Tamoxifen competes with estrogen for binding to estrogen receptors in the breast tissue, and inhibits estrogen induced growth of breast cancer.Raloxifene is an oral SERM that blocks estrogen effects in the uterine and breast tissues, while promoting effects in the bone to inhibit resorption.Platinum Coordination Complexes A. Cisplatin, carboplatin, and oxaliplatin

Cisplatin was the first member of the platinum coordination complex class of anticancer drugs, but because of severe toxicity, carboplatin was developed.It has found wide application in the treatment of solid tumors, such as metastatic testicular carcinoma in combination with VBL and bleomycin, ovarian carcinoma in combination with cyclophosphamide, or alone for bladder carcinoma.Unlike cisplatin, carboplatin causes only mild nausea and vomiting, and it is rarely nephro-, neuro-, or ototoxic.Topoisomerase Inhibitors

These agents exert their mechanism of action via inhibition of topoisomerase enzymes, a class of enzymes that reduce supercoiling of DNA.Acute and delayed diarrhea with irinotecan may be severe and require treatment with atropine during the infusion or high doses of loperamide in the days following the infusion.Mechanism of action

Tamoxifen competes with estrogen for binding to estrogen receptors in the breast tissue, and inhibits estrogen induced growth of breast cancer.Raloxifene is an oral SERM that blocks estrogen effects in the uterine and breast tissues, while promoting effects in the bone to inhibit resorption.Platinum Coordination Complexes A. Cisplatin, carboplatin, and oxaliplatin

Cisplatin was the first member of the platinum coordination complex class of anticancer drugs, but because of severe toxicity, carboplatin was developed.It has found wide application in the treatment of solid tumors, such as metastatic testicular carcinoma in combination with VBL and bleomycin, ovarian carcinoma in combination with cyclophosphamide, or alone for bladder carcinoma.Unlike cisplatin, carboplatin causes only mild nausea and vomiting, and it is rarely nephro-, neuro-, or ototoxic.Topoisomerase Inhibitors

These agents exert their mechanism of action via inhibition of topoisomerase enzymes, a class of enzymes that reduce supercoiling of DNA.Acute and delayed diarrhea with irinotecan may be severe and require treatment with atropine during the infusion or high doses of loperamide in the days following the infusion.It is an estrogen antagonist in breast tissue and an agonist in other tissues, such as bone and the endometrium.Tamoxifen is used for first-line therapy in the treatment of estrogen receptor-positive breast cancer.The result is

o depletion (down-regulation) of estrogen receptors, and the

o growth-promoting effects of the natural hormone and other growth factors are suppressed.C. Aromatase inhibitors The aromatase reaction is responsible for extra-adrenal synthesis of estrogen from androstenedione, which takes place in liver, fat, muscle, skin, and breast tissues, including breast malignancies.
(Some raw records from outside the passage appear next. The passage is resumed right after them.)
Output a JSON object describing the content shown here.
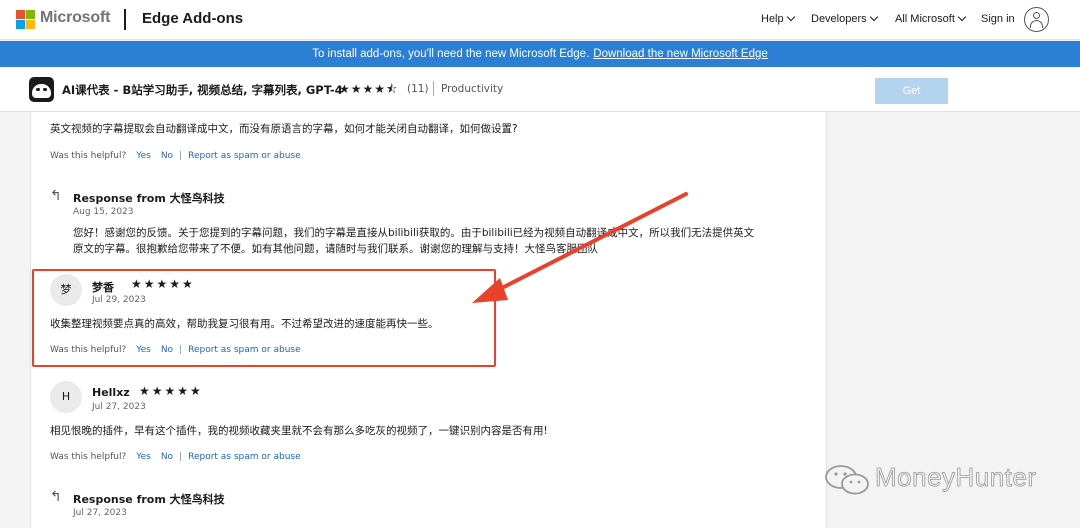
{
  "header": {
    "brand_name": "Microsoft",
    "site_title": "Edge Add-ons",
    "nav": [
      {
        "label": "Help"
      },
      {
        "label": "Developers"
      },
      {
        "label": "All Microsoft"
      }
    ],
    "sign_in": "Sign in"
  },
  "banner": {
    "text": "To install add-ons, you'll need the new Microsoft Edge.",
    "link": "Download the new Microsoft Edge"
  },
  "product": {
    "name": "AI课代表 - B站学习助手, 视频总结, 字幕列表, GPT-4",
    "rating": 4.5,
    "stars": "★★★★⯪",
    "rating_count": "(11)",
    "category": "Productivity",
    "get_label": "Get"
  },
  "helpful": {
    "question": "Was this helpful?",
    "yes": "Yes",
    "no": "No",
    "report": "Report as spam or abuse"
  },
  "reviews": [
    {
      "body": "英文视频的字幕提取会自动翻译成中文，而没有原语言的字幕，如何才能关闭自动翻译，如何做设置?"
    },
    {
      "response": {
        "title": "Response from 大怪鸟科技",
        "date": "Aug 15, 2023",
        "line1": "您好！感谢您的反馈。关于您提到的字幕问题，我们的字幕是直接从bilibili获取的。由于bilibili已经为视频自动翻译成中文，所以我们无法提供英文",
        "line2": "原文的字幕。很抱歉给您带来了不便。如有其他问题，请随时与我们联系。谢谢您的理解与支持！大怪鸟客服团队"
      }
    },
    {
      "avatar": "梦",
      "name": "梦香",
      "stars": "★★★★★",
      "rating": 5,
      "date": "Jul 29, 2023",
      "body": "收集整理视频要点真的高效，帮助我复习很有用。不过希望改进的速度能再快一些。"
    },
    {
      "avatar": "H",
      "name": "Hellxz",
      "stars": "★★★★★",
      "rating": 5,
      "date": "Jul 27, 2023",
      "body": "相见恨晚的插件，早有这个插件，我的视频收藏夹里就不会有那么多吃灰的视频了，一键识别内容是否有用!"
    },
    {
      "response": {
        "title": "Response from 大怪鸟科技",
        "date": "Jul 27, 2023"
      }
    }
  ],
  "watermark": {
    "text": "MoneyHunter"
  },
  "colors": {
    "banner": "#2b7fd4",
    "link": "#1a66c8",
    "highlight": "#e8412c",
    "get_button": "#b3d3ef"
  }
}
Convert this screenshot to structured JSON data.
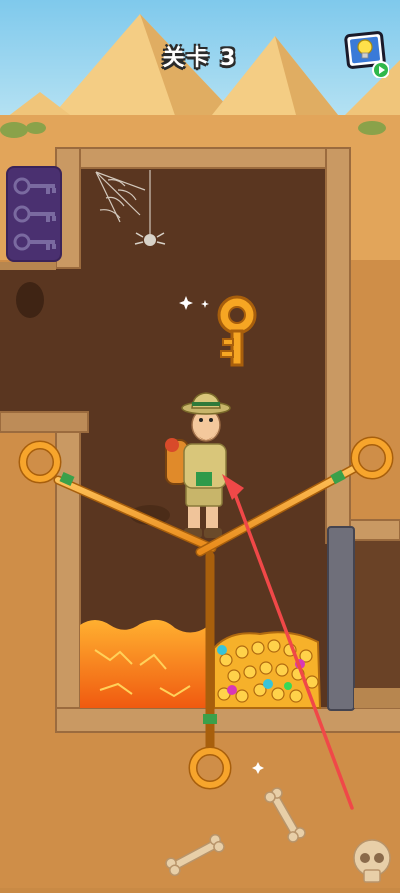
{
  "hud": {
    "level_label": "关卡 3",
    "hint_icon": "lightbulb-icon",
    "play_badge_icon": "play-icon"
  },
  "inventory": {
    "keys_total": 3,
    "keys_collected": 0,
    "icon": "key-icon"
  },
  "puzzle": {
    "pins": [
      {
        "id": "pin-left",
        "direction": "diagonal",
        "handle": "left"
      },
      {
        "id": "pin-right",
        "direction": "diagonal",
        "handle": "right"
      },
      {
        "id": "pin-bottom",
        "direction": "vertical",
        "handle": "bottom"
      }
    ],
    "hazards": [
      "lava"
    ],
    "rewards": [
      "golden-key",
      "treasure-coins-gems"
    ]
  },
  "colors": {
    "sky": "#8fd3f0",
    "sand": "#e2a55a",
    "pyramid": "#f2c77a",
    "cave_wall": "#5a3620",
    "stone_frame": "#c99963",
    "lava": "#ff7a12",
    "pin": "#f7a52c",
    "key": "#f6a623",
    "keys_panel": "#4a3070",
    "hint_arrow": "#f04848"
  }
}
Leuprolide is available as:

1) A subcutaneous daily injection,

2) A subcutaneous depot injection, or

3) An intramuscular depot injection to treat metastatic carcinoma of the prostate.Goserelin acetate is a subcutaneous implant, and triptorelin pamoate is injected intramuscularly.In the high-chloride milieu of the plasma, cisplatin persists as the neutral species, which enters the cell and loses chloride in the low-chloride milieu.1.2.1.2.